For my job, I watch tv shows and write about the watercooler moments for an online recap show. I have to write the approximate time code down of various scenes to submit to the editor but it's a pain to have to use the remote everytime I need to see what time the moment occurred.

Is there a hack that will keep the green progress bar at the bottom permanently displayed so I can reference it quickly? I'm using a Series One.

Thanks so much!
Jessica


----------



## ciper (Nov 4, 2004)

Stream them to your PC and use the time display in Windows Media Player?


----------



## jess7878 (Apr 15, 2008)

Thanks for your reply, but I'm actually watching the Tivo feed from a slingbox. So if there's a way to do that in sling media player, I'm all ears!


----------



## Trent Bates (Dec 17, 2001)

http://www.benlo.com/slingbox/


----------



## ciper (Nov 4, 2004)

Use a stopwatch?


----------



## rbautch (Feb 6, 2004)

There's probably a way to grab the elapsed show time from MFS and have a script send it to OSD once a second. That might be more annoying than showing the progress bar continuously, which I don't think is possible.


----------



## Soapm (May 9, 2007)

This was posted a while back but I forget by whom.

On-screen clock and Elapsed Time Indicator - Similarly, Select-Play-Select-9-Select (SPS9S) turns on an on-screen clock in the lower right corner of the screen. While watching a recording it also shows the elapsed time of the playback.


----------



## Trent Bates (Dec 17, 2001)

Soapm said:


> This was posted a while back but I forget by whom.
> 
> On-screen clock and Elapsed Time Indicator - Similarly, Select-Play-Select-9-Select (SPS9S) turns on an on-screen clock in the lower right corner of the screen. While watching a recording it also shows the elapsed time of the playback.


[Slaps forehead]
That's right! :up: I forgot about that!
[/Slaps forehead]

Still though, The Slingbox recorder software linked to a few posts above does this nicely!


----------



## jess7878 (Apr 15, 2008)

Thanks for that Soapm. It worked perfectly on my Series 2 Tivo but when I tried it on my Series 1 (the one that I need it on), it only showed the local time, not the time elapsed of the program, which I really need. Any advice?

Thanks!!


----------



## JWThiers (Apr 13, 2005)

Get a series 2? <Sarcasm>


----------



## Trent Bates (Dec 17, 2001)

jess7878 said:


> Thanks for that Soapm. It worked perfectly on my Series 2 Tivo but when I tried it on my Series 1 (the one that I need it on), it only showed the local time, not the time elapsed of the program, which I really need.

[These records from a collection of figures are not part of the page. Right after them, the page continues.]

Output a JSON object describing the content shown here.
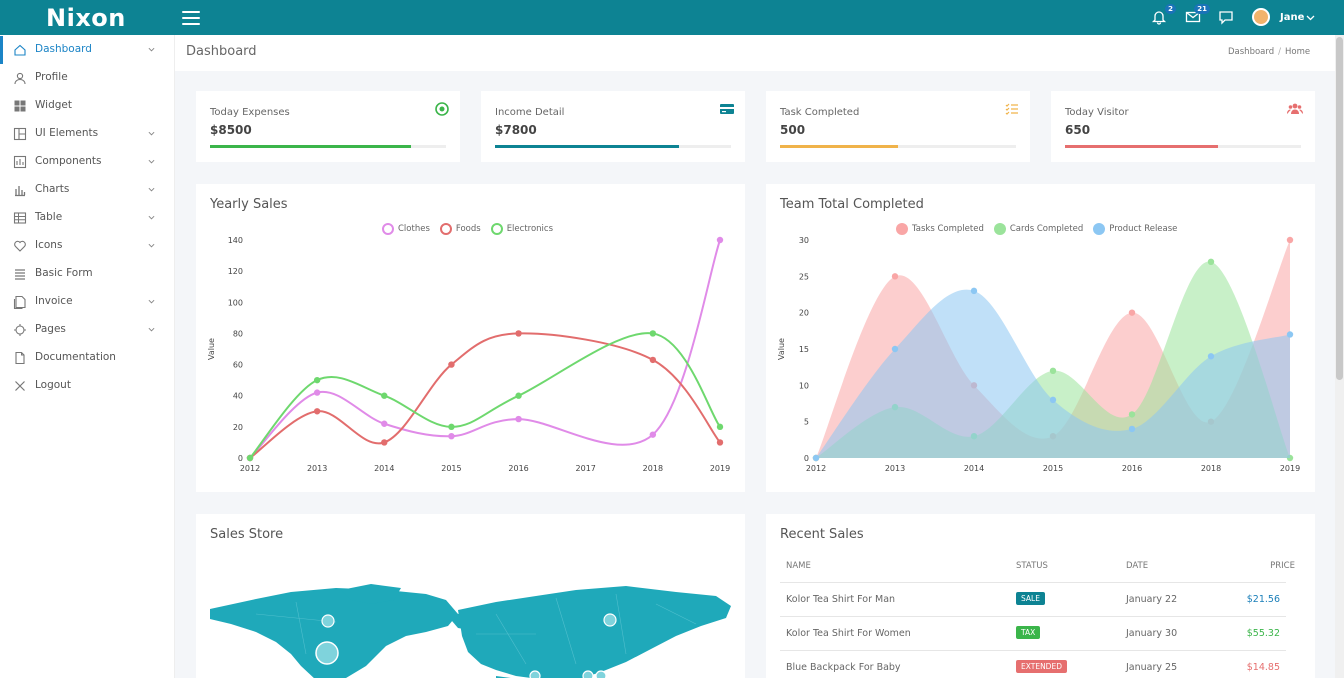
{
  "app": {
    "brand": "Nixon",
    "user_name": "Jane",
    "notif_count": "2",
    "mail_count": "21"
  },
  "sidebar": {
    "items": [
      {
        "label": "Dashboard",
        "icon": "home-icon",
        "chevron": true,
        "active": true
      },
      {
        "label": "Profile",
        "icon": "user-icon",
        "chevron": false
      },
      {
        "label": "Widget",
        "icon": "grid-icon",
        "chevron": false
      },
      {
        "label": "UI Elements",
        "icon": "layout-icon",
        "chevron": true
      },
      {
        "label": "Components",
        "icon": "components-icon",
        "chevron": true
      },
      {
        "label": "Charts",
        "icon": "bar-chart-icon",
        "chevron": true
      },
      {
        "label": "Table",
        "icon": "table-icon",
        "chevron": true
      },
      {
        "label": "Icons",
        "icon": "heart-icon",
        "chevron": true
      },
      {
        "label": "Basic Form",
        "icon": "form-icon",
        "chevron": false
      },
      {
        "label": "Invoice",
        "icon": "invoice-icon",
        "chevron": true
      },
      {
        "label": "Pages",
        "icon": "crosshair-icon",
        "chevron": true
      },
      {
        "label": "Documentation",
        "icon": "document-icon",
        "chevron": false
      },
      {
        "label": "Logout",
        "icon": "close-icon",
        "chevron": false
      }
    ]
  },
  "page": {
    "title": "Dashboard",
    "breadcrumb": [
      "Dashboard",
      "Home"
    ]
  },
  "stats": [
    {
      "label": "Today Expenses",
      "value": "$8500",
      "progress": 0.85,
      "color": "#3bb54a",
      "icon": "target-icon"
    },
    {
      "label": "Income Detail",
      "value": "$7800",
      "progress": 0.78,
      "color": "#0d8393",
      "icon": "credit-card-icon"
    },
    {
      "label": "Task Completed",
      "value": "500",
      "progress": 0.5,
      "color": "#f0b34a",
      "icon": "task-list-icon"
    },
    {
      "label": "Today Visitor",
      "value": "650",
      "progress": 0.65,
      "color": "#e66f6f",
      "icon": "users-icon"
    }
  ],
  "chart_data": [
    {
      "type": "line",
      "title": "Yearly Sales",
      "ylabel": "Value",
      "xlabel": "",
      "x": [
        "2012",
        "2013",
        "2014",
        "2015",
        "2016",
        "2017",
        "2018",
        "2019"
      ],
      "ylim": [
        0,
        140
      ],
      "yticks": [
        0,
        20,
        40,
        60,
        80,
        100,
        120,
        140
      ],
      "legend": "top",
      "series": [
        {
          "name": "Clothes",
          "color": "#e08be8",
          "values": [
            0,
            42,
            22,
            14,
            25,
            null,
            15,
            140
          ]
        },
        {
          "name": "Foods",
          "color": "#e26d6d",
          "values": [
            0,
            30,
            10,
            60,
            80,
            null,
            63,
            10
          ]
        },
        {
          "name": "Electronics",
          "color": "#6ed86e",
          "values": [
            0,
            50,
            40,
            20,
            40,
            null,
            80,
            20
          ]
        }
      ]
    },
    {
      "type": "area",
      "title": "Team Total Completed",
      "ylabel": "Value",
      "xlabel": "",
      "x": [
        "2012",
        "2013",
        "2014",
        "2015",
        "2016",
        "2018",
        "2019"
      ],
      "ylim": [
        0,
        30
      ],
      "yticks": [
        0,
        5,
        10,
        15,
        20,
        25,
        30
      ],
      "legend": "top",
      "series": [
        {
          "name": "Tasks Completed",
          "color": "#f9a6a6",
          "values": [
            0,
            25,
            10,
            3,
            20,
            5,
            30
          ]
        },
        {
          "name": "Cards Completed",
          "color": "#9be39b",
          "values": [
            0,
            7,
            3,
            12,
            6,
            27,
            0
          ]
        },
        {
          "name": "Product Release",
          "color": "#8cc7f3",
          "values": [
            0,
            15,
            23,
            8,
            4,
            14,
            17
          ]
        }
      ]
    }
  ],
  "sales_store": {
    "title": "Sales Store",
    "map_color": "#1fa9ba"
  },
  "recent_sales": {
    "title": "Recent Sales",
    "headers": [
      "NAME",
      "STATUS",
      "DATE",
      "PRICE"
    ],
    "rows": [
      {
        "name": "Kolor Tea Shirt For Man",
        "status": "SALE",
        "status_color": "#0d8393",
        "date": "January 22",
        "price": "$21.56",
        "price_color": "#1b7fb9"
      },
      {
        "name": "Kolor Tea Shirt For Women",
        "status": "TAX",
        "status_color": "#3bb54a",
        "date": "January 30",
        "price": "$55.32",
        "price_color": "#3bb54a"
      },
      {
        "name": "Blue Backpack For Baby",
        "status": "EXTENDED",
        "status_color": "#e66f6f",
        "date": "January 25",
        "price": "$14.85",
        "price_color": "#e66f6f"
      }
    ]
  }
}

Any advice?


I just tried Select-Play-Select-9-Select on my DSR-6000 which is a series 1 DirecTiVo unit and it shows both the clock and the time elapsed into the program WHEN YOU PLAY BACK A RECORDED PROGRAM. It doesn't do it on a live program.

If you have to do this process on a currently recording program, start a recording for it and watch it just a few minutes behind.


----------



## jess7878 (Apr 15, 2008)

Yes, a series two would definitely help but unfortunately I'm watching someone else's tivo who gets east coast feeds so kind of have to deal with what I have.

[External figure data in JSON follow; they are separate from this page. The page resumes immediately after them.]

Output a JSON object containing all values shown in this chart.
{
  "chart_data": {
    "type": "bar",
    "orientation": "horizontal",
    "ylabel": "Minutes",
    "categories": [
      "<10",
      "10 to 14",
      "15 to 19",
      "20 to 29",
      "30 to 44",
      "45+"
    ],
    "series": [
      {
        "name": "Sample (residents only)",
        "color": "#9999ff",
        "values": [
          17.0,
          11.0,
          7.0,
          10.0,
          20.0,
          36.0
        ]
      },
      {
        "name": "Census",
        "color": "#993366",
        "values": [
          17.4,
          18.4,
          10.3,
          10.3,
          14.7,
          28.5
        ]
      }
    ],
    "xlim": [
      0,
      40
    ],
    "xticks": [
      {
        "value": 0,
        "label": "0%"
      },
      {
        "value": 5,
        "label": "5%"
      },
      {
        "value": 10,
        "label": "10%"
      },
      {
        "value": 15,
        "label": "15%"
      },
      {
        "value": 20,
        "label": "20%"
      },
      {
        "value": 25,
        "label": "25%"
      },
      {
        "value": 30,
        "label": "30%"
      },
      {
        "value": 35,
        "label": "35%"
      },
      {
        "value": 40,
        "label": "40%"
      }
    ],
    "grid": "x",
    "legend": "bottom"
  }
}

It's a Sony Tivo Series 1 and all it shows is the clock, even when playing back a recorded program that is days old. I'm SO close! Help!


----------



## Trent Bates (Dec 17, 2001)

jess7878 said:


> It's a Sony Tivo Series 1 and all it shows is the clock, even when playing back a recorded program that is days old.

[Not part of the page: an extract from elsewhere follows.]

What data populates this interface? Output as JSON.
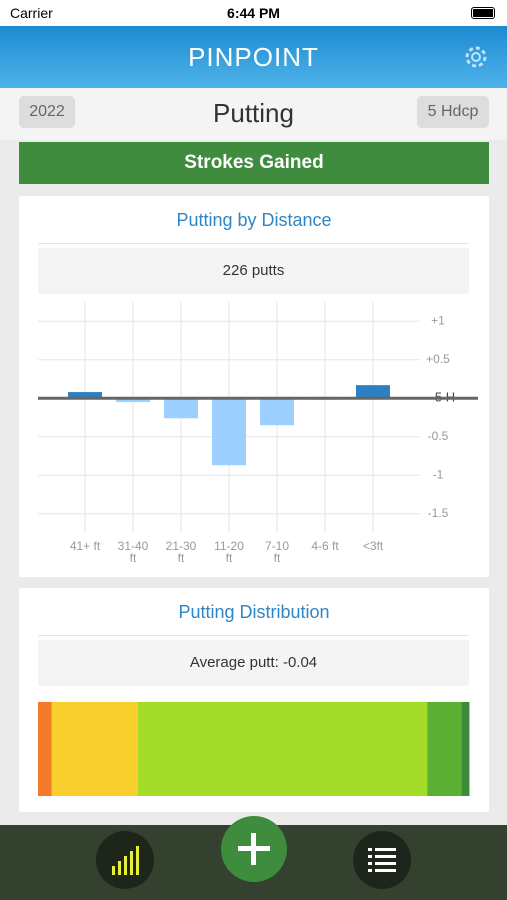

Perhaps the Sony in question is an SVR-2000 (Do I have that model # right?) or other standalone model that doesn't use S-P-S-9-S the same way.

But, still the option to use http://www.benlo.com/slingbox/ for this situation seems ideal. You start streaming at the beginning of the show and the viewer program will show you the elapsed time into the STREAM. You can even record the stream locally so that you don't have to deal with the delay introduced by using the Slingbox remote and the necessary buffering. Pause, rewind, play, etc. will happen locally. I use the software on my laptop on occasion.

Barring that, or someone else's new idea, I think you might just want a stopwatch sitting next to your screen.


----------



## Trent Bates (Dec 17, 2001)

Any resolution on this yet Jess7878?


----------